Secondo la rievocazione datane di recente da Alessandro Morandi¹, a mezzogiorno dell’8 luglio 1964 Maria Teresa Falconi Amorelli telefonava a Massimo Pallottino da una trattoria di Santa Severa, per informarlo del ritrovamento, nell’area di scavo del santuario di Pyrgi, di quelle tre arcifamose lamine d’oro iscritte che, per il loro bilinguismo, apparvero (almeno inizialmente) una chiave possibile di risoluzione del vecchio “enigma etrusco”. Sembra che persino i rotocalchi dessero allora risalto alla novità archeologica, anche per via dell’intrigante rassomiglianza della bionda assistente di Pallottino all’attrice scozzese Deborah Kerr; e fu poi un’ampia intervista al Maestro, sul quotidiano “Il Tempo” del 22 luglio seguente, a mettere a fuoco i termini più precisamente scientifici del memorabile evento.
È molto probabile che una copia dell’importante quotidiano romano avesse con sé anche Luchino Visconti quando, proprio lo stesso giorno, si recò a Volterra – assieme ai suoi due sceneggiatori prediletti, Suso Cecchi D’Amico ed Enrico Medioli², e all’aiuto regista Rinaldo Ricci – per un sopralluogo preliminare al ciak del suo film Vaghe stelle dell’Orsa… (1965).
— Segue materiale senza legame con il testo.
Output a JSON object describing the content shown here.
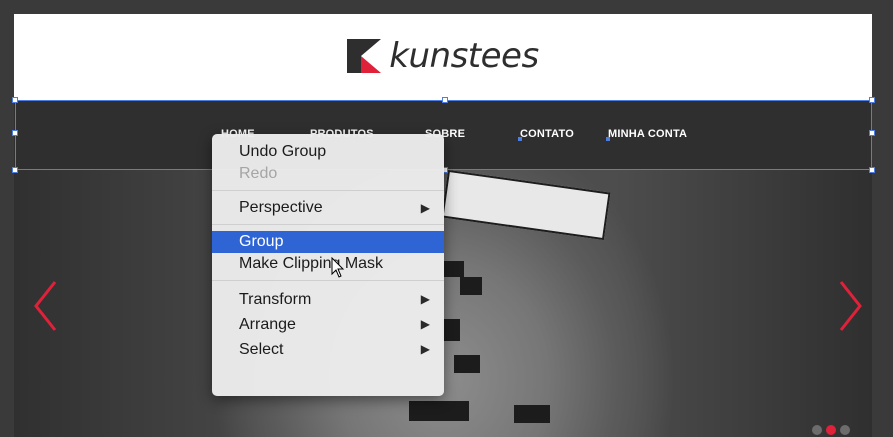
{
  "site": {
    "brand": "kunstees",
    "nav": [
      "HOME",
      "PRODUTOS",
      "SOBRE",
      "CONTATO",
      "MINHA CONTA"
    ]
  },
  "context_menu": {
    "items": [
      {
        "label": "Undo Group",
        "state": "enabled"
      },
      {
        "label": "Redo",
        "state": "disabled"
      },
      {
        "separator": true
      },
      {
        "label": "Perspective",
        "submenu": true
      },
      {
        "separator": true
      },
      {
        "label": "Group",
        "state": "highlighted"
      },
      {
        "label": "Make Clipping Mask"
      },
      {
        "separator": true
      },
      {
        "label": "Transform",
        "submenu": true
      },
      {
        "label": "Arrange",
        "submenu": true
      },
      {
        "label": "Select",
        "submenu": true
      }
    ]
  },
  "carousel": {
    "slide_count": 3,
    "active_slide": 2
  },
  "colors": {
    "brand_red": "#e0213a",
    "selection_blue": "#4f7de0",
    "menu_highlight": "#2f64d4"
  },
  "icons": {
    "submenu": "triangle-right-icon",
    "prev": "chevron-left-icon",
    "next": "chevron-right-icon",
    "cursor": "mouse-pointer-icon"
  }
}
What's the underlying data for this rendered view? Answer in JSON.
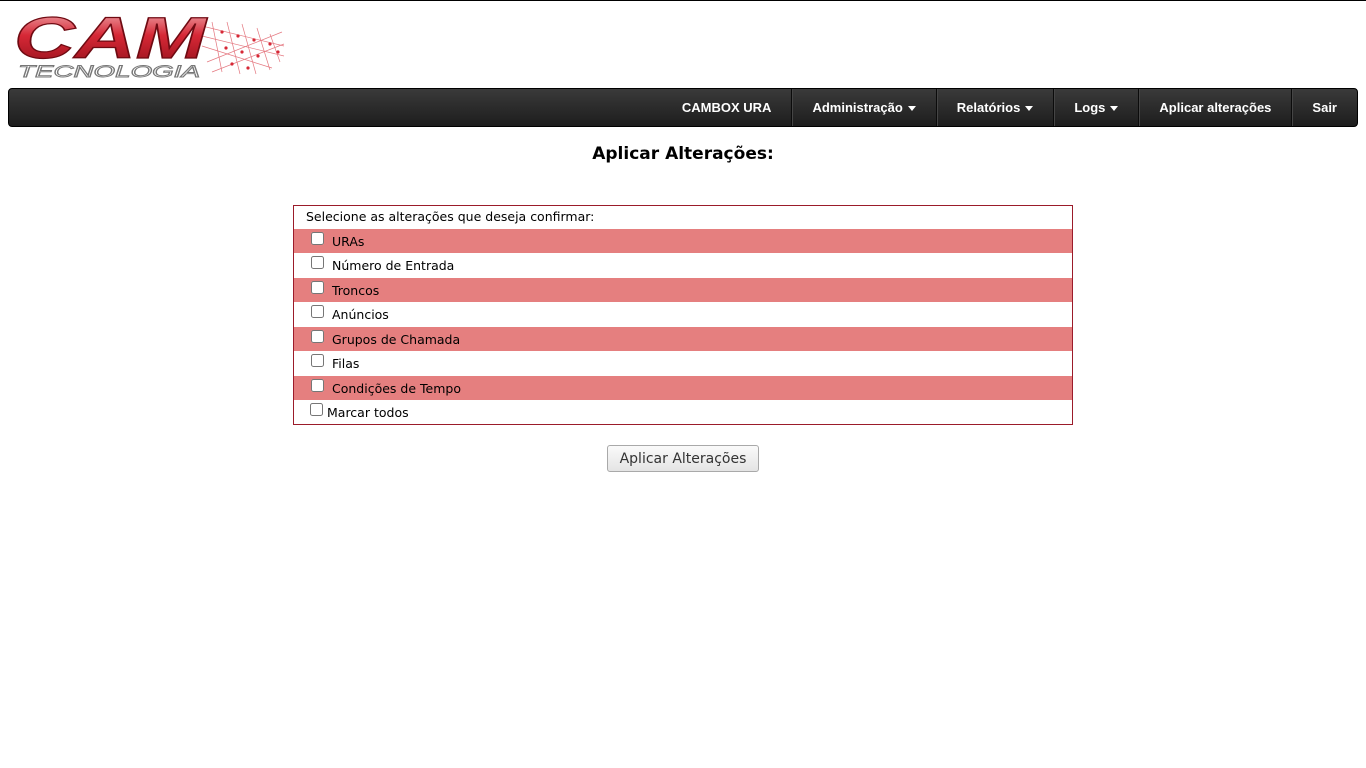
{
  "brand": {
    "logo_main": "CAM",
    "logo_sub": "TECNOLOGIA"
  },
  "nav": {
    "items": [
      {
        "label": "CAMBOX URA",
        "dropdown": false
      },
      {
        "label": "Administração",
        "dropdown": true
      },
      {
        "label": "Relatórios",
        "dropdown": true
      },
      {
        "label": "Logs",
        "dropdown": true
      },
      {
        "label": "Aplicar alterações",
        "dropdown": false
      },
      {
        "label": "Sair",
        "dropdown": false
      }
    ]
  },
  "page": {
    "title": "Aplicar Alterações:"
  },
  "form": {
    "prompt": "Selecione as alterações que deseja confirmar:",
    "options": [
      {
        "label": "URAs",
        "checked": false
      },
      {
        "label": "Número de Entrada",
        "checked": false
      },
      {
        "label": "Troncos",
        "checked": false
      },
      {
        "label": "Anúncios",
        "checked": false
      },
      {
        "label": "Grupos de Chamada",
        "checked": false
      },
      {
        "label": "Filas",
        "checked": false
      },
      {
        "label": "Condições de Tempo",
        "checked": false
      }
    ],
    "select_all": {
      "label": "Marcar todos",
      "checked": false
    },
    "submit_label": "Aplicar Alterações"
  },
  "colors": {
    "row_highlight": "#e57f7f",
    "panel_border": "#9b1b2a",
    "navbar": "#262626",
    "logo_red": "#c8202d"
  }
}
I quattro amici visitarono Palazzo Inghirami e il suo giardino (col leccio secolare e la cisterna romana), Palazzo Viti, il Museo e la Biblioteca Guarnacci, la Pinacoteca, le botteghe degli alabastrai; si recarono naturalmente alla voragine delle Balze e inclusero nel tour anche Villa Palagione. Le riprese del film ebbero poi luogo tra il 26 agosto e il 17 ottobre 1964³.
Perché Visconti (e i suoi sceneggiatori) optarono per una location volterrana dell’angosciosa storia di Sandra e Gianni Wald Luzzatti? Anticipo subito quella che è un’assoluta ovvietà, peraltro sovente dissimulata sia nella stampa del tempo sia nella bibliografia propriamente critica, che ne è seguita: l’opzione era evidentemente organica alla matrice letteraria della trama, facilissima da riconoscere nel Libro Secondo (quello ambientato, appunto, a Volterra) del romanzo di Gabriele d’Annunzio Forse che sì forse che no, che fu pubblicato per la prima volta nel 1910 e definitivamente, con ritocchi al finale, nel 1932⁴. Gli Etruschi e il loro paesaggio venivano dunque inclusi nel racconto cinematografico come componenti strutturali e non esornative della narrazione e, se è certo che l’idea fosse anteriore, è tuttavia suggestiva la coincidenza cronologica con gli eventi di larga risonanza mediatica di quella che potremmo chiamare l’estate di Pyrgi⁵.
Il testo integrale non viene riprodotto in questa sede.